Today in Sochi, veteran Russian figure skater Evgeni Plushenko took the ice in the team skating event. At 31, Plushenko is old for a skater, and the Russian announcers made sure to mention that, over the course of his career, he has had 13 surgeries. His health was so precarious, in fact, that his participation in the Olympics was not decided until very late in the game: according to his coach, Plushenko "still had screws in his back" and the jumps were hard to pull off. Plushenko had to convince Russian skating to let him have the sole men's spot on the team behind closed doors, in true Russian fashion.
On the ice today, he skated a solid performance and placed second, even if his jumps were a little shaky.
Plushenko will be an interesting figure to watch in the coming days, especially if you consider his Olympic history: part of the rationale for choosing Plushenko to represent Russia at Sochi was that he could win Russia a gold medal. The problem with that is that, at the last winter Olympics, in Vancouver, Plushenko failed to win one and it was a stinging, stinging loss: it was the very first time that Russia failed to win gold in the event since 1960.
The other problem—and here's why you'll want to watch Plushenko in the coming days—was the way he handled the loss four years ago.
Plushenko got silver but it was not good enough for him, and he let everyone know. On the podium, he stood with his head down. Then, in an interview, he slammed the gold medal winner, American Evan Lysacek. "I was positive that I won," Plushenko said. "But I saw that [gold winner] Evan [Lysacek] needs a medal more than I do. Maybe because I already have one." He publicly blamed his loss—which, again, was an Olympic silver medal—on a ticket-sales conspiracy, which makes no sense, since tickets are sold before the medals are handed out.
He couldn't calm down. "I'm not prepared to skate well and lose," he told one interviewer, pointing out that his reaction was mirrored in his wife's. "My emotions were in my wife's eyes," he said at the time. "She was no longer crying, but her eyes were red with tears."
The good citizens of St. Petersburg, where Plushenko has lived since he was a teenager and where he served in the local parliament, offered to make him a gold medal. Vladimir Putin tried to soothe him, saying officially, "Your silver is worth gold." It didn't work.
Plushenko was still pissed. And soon, his grief turned into denial. On his website, he announced that he had handed himself a platinum medal, one he designed himself. "Silver of Salt Lake, Gold of Torino, Platinum of Vancouver," he wrote on his official site.

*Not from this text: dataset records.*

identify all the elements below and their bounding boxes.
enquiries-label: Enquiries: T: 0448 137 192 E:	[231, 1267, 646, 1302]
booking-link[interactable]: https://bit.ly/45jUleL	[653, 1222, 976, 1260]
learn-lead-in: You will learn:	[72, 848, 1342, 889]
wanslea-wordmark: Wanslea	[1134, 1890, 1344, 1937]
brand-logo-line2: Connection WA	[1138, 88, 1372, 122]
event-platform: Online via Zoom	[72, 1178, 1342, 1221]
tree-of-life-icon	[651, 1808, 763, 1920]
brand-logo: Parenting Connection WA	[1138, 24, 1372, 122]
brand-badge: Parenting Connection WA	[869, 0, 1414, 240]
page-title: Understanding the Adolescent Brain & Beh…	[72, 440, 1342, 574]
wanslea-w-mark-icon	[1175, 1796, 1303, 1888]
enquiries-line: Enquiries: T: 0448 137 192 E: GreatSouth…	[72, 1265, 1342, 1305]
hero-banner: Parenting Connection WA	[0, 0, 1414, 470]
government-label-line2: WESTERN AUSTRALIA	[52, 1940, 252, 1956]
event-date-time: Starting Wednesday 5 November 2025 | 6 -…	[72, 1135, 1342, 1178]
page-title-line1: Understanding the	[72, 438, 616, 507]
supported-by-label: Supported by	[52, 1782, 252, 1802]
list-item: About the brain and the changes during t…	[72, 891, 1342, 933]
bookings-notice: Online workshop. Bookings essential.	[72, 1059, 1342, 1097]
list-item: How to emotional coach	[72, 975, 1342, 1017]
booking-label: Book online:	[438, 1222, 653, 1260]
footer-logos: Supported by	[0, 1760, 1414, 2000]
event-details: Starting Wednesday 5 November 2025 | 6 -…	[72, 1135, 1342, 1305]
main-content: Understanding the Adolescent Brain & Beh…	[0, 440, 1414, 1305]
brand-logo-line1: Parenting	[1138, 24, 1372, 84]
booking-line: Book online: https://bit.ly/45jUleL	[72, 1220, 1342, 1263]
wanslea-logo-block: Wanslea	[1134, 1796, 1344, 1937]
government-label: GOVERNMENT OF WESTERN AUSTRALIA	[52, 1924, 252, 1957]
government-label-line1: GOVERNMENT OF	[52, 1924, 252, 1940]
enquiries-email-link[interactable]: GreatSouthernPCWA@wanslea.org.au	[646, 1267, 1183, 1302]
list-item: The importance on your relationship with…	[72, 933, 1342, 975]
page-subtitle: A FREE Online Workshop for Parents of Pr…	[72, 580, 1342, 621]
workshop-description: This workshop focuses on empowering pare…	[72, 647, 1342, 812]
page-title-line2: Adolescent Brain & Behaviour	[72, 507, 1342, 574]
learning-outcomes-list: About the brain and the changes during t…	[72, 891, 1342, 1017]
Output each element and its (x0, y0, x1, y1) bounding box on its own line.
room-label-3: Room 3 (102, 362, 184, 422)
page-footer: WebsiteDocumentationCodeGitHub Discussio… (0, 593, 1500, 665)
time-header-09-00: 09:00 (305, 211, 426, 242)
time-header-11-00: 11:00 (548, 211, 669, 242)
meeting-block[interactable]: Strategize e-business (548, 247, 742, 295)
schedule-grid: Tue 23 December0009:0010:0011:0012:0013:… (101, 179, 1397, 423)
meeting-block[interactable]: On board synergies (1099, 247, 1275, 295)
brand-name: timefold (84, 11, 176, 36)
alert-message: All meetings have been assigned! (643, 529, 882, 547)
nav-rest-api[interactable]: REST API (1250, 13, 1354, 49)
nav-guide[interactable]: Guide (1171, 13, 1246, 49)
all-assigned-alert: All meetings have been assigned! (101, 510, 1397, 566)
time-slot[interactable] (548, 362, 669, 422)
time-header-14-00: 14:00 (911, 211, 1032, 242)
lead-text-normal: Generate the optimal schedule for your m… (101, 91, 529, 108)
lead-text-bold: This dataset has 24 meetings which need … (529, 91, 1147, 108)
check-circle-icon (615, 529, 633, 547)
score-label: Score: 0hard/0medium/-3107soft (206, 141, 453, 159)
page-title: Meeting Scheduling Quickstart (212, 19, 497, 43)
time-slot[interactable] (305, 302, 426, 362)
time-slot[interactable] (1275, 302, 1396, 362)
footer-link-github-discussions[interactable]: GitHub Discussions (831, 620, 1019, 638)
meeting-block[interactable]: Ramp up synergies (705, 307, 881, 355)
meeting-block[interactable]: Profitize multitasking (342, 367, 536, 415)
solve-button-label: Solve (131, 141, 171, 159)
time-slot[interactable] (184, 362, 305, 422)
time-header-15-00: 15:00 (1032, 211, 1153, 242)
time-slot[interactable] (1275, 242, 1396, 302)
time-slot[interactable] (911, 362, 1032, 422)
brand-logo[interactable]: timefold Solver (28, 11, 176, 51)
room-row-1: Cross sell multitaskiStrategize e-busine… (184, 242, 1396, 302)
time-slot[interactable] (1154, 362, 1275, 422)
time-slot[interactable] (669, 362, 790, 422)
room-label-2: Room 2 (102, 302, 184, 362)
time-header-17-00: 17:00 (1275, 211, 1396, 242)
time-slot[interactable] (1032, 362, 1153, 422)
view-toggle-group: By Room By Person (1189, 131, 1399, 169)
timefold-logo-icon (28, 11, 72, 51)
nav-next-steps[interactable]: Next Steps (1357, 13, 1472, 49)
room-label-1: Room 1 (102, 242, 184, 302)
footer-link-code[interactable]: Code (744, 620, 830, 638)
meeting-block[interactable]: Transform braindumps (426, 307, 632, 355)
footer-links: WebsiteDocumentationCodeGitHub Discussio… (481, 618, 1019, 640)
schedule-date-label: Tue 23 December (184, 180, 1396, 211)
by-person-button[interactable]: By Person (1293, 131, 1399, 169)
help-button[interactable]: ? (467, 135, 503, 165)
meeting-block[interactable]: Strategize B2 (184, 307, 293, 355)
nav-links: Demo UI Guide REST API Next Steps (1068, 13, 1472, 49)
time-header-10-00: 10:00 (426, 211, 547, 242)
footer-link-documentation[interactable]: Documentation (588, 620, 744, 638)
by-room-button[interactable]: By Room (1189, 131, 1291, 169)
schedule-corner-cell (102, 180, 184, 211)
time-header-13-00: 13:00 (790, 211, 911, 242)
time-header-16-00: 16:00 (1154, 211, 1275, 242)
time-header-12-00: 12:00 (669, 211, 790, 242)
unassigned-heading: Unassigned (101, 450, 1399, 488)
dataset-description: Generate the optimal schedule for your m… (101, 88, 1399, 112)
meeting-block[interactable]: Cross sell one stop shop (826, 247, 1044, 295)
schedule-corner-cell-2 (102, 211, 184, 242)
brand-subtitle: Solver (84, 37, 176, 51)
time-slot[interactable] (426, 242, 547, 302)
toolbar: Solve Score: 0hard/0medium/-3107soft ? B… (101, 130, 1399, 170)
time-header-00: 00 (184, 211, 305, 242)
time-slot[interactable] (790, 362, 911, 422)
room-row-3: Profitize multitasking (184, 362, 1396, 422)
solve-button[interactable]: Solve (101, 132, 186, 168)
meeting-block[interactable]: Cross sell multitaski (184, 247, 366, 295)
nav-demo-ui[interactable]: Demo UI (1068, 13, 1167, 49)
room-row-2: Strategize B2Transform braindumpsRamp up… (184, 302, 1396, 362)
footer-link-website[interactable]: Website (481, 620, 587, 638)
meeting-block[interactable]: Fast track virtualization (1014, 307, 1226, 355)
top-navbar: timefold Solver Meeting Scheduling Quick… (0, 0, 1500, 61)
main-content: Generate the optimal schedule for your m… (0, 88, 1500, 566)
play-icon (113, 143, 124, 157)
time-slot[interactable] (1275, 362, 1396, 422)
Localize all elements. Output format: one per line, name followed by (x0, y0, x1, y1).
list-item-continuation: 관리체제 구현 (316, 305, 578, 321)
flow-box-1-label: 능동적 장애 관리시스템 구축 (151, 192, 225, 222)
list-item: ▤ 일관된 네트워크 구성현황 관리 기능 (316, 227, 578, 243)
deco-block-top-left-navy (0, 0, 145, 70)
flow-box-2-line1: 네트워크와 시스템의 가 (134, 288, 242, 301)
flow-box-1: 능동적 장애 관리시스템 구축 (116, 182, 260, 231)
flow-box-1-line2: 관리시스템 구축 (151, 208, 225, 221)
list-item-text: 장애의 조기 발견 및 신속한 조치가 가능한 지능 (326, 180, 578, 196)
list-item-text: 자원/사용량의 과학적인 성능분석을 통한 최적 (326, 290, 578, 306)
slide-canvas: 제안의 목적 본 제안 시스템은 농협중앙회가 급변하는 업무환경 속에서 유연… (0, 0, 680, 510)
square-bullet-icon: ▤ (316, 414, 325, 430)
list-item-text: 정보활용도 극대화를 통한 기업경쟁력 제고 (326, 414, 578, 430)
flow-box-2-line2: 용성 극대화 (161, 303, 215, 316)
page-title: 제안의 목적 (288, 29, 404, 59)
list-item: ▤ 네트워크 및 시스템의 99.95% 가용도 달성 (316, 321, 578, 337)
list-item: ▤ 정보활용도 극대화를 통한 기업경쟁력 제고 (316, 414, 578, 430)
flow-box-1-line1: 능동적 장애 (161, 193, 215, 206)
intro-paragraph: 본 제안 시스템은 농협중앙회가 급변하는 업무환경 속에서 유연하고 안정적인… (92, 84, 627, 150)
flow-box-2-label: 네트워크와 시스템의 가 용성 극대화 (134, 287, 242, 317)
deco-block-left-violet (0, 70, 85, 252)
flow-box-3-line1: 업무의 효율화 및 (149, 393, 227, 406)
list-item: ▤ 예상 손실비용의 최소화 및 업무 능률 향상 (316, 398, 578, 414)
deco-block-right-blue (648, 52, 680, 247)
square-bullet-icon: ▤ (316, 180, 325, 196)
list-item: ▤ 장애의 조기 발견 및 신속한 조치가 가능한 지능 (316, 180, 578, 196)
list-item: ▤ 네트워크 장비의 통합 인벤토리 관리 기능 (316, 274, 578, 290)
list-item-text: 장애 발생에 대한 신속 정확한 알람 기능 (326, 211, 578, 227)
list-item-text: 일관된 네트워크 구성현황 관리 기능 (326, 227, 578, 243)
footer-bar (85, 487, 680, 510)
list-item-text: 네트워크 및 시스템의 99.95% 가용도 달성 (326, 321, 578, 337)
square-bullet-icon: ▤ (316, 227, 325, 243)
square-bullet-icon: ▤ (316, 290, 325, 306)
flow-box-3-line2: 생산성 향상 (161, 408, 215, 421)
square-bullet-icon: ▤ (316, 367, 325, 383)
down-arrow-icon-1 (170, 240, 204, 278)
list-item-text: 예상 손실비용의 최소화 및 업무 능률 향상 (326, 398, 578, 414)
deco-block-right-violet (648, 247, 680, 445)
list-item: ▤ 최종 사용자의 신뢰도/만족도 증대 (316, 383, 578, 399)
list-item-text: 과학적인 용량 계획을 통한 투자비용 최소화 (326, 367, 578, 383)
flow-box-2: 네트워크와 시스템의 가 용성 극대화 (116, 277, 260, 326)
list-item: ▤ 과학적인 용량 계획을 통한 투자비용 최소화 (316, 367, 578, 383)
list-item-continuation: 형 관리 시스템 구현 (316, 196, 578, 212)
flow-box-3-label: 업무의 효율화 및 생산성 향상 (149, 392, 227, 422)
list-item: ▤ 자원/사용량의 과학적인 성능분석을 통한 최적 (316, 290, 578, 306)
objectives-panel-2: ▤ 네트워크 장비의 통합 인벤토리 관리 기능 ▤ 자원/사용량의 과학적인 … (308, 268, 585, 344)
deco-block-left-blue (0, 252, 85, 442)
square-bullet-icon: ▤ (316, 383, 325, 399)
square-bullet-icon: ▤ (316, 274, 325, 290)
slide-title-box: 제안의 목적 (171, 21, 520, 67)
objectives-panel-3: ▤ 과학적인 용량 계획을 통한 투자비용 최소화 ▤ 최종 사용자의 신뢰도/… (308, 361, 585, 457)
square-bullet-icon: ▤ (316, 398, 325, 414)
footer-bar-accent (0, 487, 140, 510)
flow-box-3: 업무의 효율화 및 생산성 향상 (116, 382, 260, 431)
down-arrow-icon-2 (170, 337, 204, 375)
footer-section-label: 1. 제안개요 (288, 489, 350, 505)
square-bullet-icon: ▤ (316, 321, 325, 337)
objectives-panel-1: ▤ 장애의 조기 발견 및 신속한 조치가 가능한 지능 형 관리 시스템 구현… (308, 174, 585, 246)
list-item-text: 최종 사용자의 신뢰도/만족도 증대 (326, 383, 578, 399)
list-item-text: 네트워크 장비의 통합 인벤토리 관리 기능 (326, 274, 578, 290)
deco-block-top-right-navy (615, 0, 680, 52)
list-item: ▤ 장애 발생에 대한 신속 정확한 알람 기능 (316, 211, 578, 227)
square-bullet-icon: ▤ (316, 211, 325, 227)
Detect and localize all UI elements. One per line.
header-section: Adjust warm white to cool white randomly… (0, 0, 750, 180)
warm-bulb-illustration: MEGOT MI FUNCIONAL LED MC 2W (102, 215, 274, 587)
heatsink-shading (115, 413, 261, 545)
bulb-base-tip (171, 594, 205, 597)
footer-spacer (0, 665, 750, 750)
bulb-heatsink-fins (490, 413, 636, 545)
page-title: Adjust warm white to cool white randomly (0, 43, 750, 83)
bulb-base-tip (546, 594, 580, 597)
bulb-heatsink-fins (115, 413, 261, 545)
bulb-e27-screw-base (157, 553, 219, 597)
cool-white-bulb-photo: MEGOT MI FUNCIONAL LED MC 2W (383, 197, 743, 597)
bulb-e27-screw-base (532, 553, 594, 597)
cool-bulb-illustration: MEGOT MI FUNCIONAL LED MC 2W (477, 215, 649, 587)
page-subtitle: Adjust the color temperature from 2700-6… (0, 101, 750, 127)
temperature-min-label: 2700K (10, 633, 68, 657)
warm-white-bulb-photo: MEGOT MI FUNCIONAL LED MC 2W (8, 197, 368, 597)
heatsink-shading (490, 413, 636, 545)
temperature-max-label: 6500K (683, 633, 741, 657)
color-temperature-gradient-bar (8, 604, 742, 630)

Then, when then-president Dmitry Medvedev rewarded Russian Olympians with gold, silver, and bronze cars on their return to Russia, Plushenko continued to whine. As I wrote at the time, this is how it went down after Plushenko was handed keys to his new silver Audi:
At the ceremony, Plushenko approached Medvedev and began to complain about how none of the money allotted for training figure skaters makes it through, that he pays for all his training and costumes and sparkly gloves himself, that figure skaters “are treated like floor rags,” and that the money now slated for his training—around $30,000 per year—was an insultingly unrealistic figure.
“I know that a huge amount of money is budgeted for this, but what happens to it is unclear,” Plushenko said to the President. “Dmitry Antaloyevich”—reverently using the boss’s patronymic— “please, bring this under control, because a lot of us want to perform. And I want to perform in Sochi in 2014. This is insane.”
Then, because a speedskater and volleyball player once had their Olympic automotive bacon heisted, Plushenko wasted no time and traded in his Audi Q5 for something less flashy the very same day.
And that, ladies and gentlemen, is Evgeni Plushenko. If I were you, I'd keep my eyes peeled for more of his antics, if he only gets silver.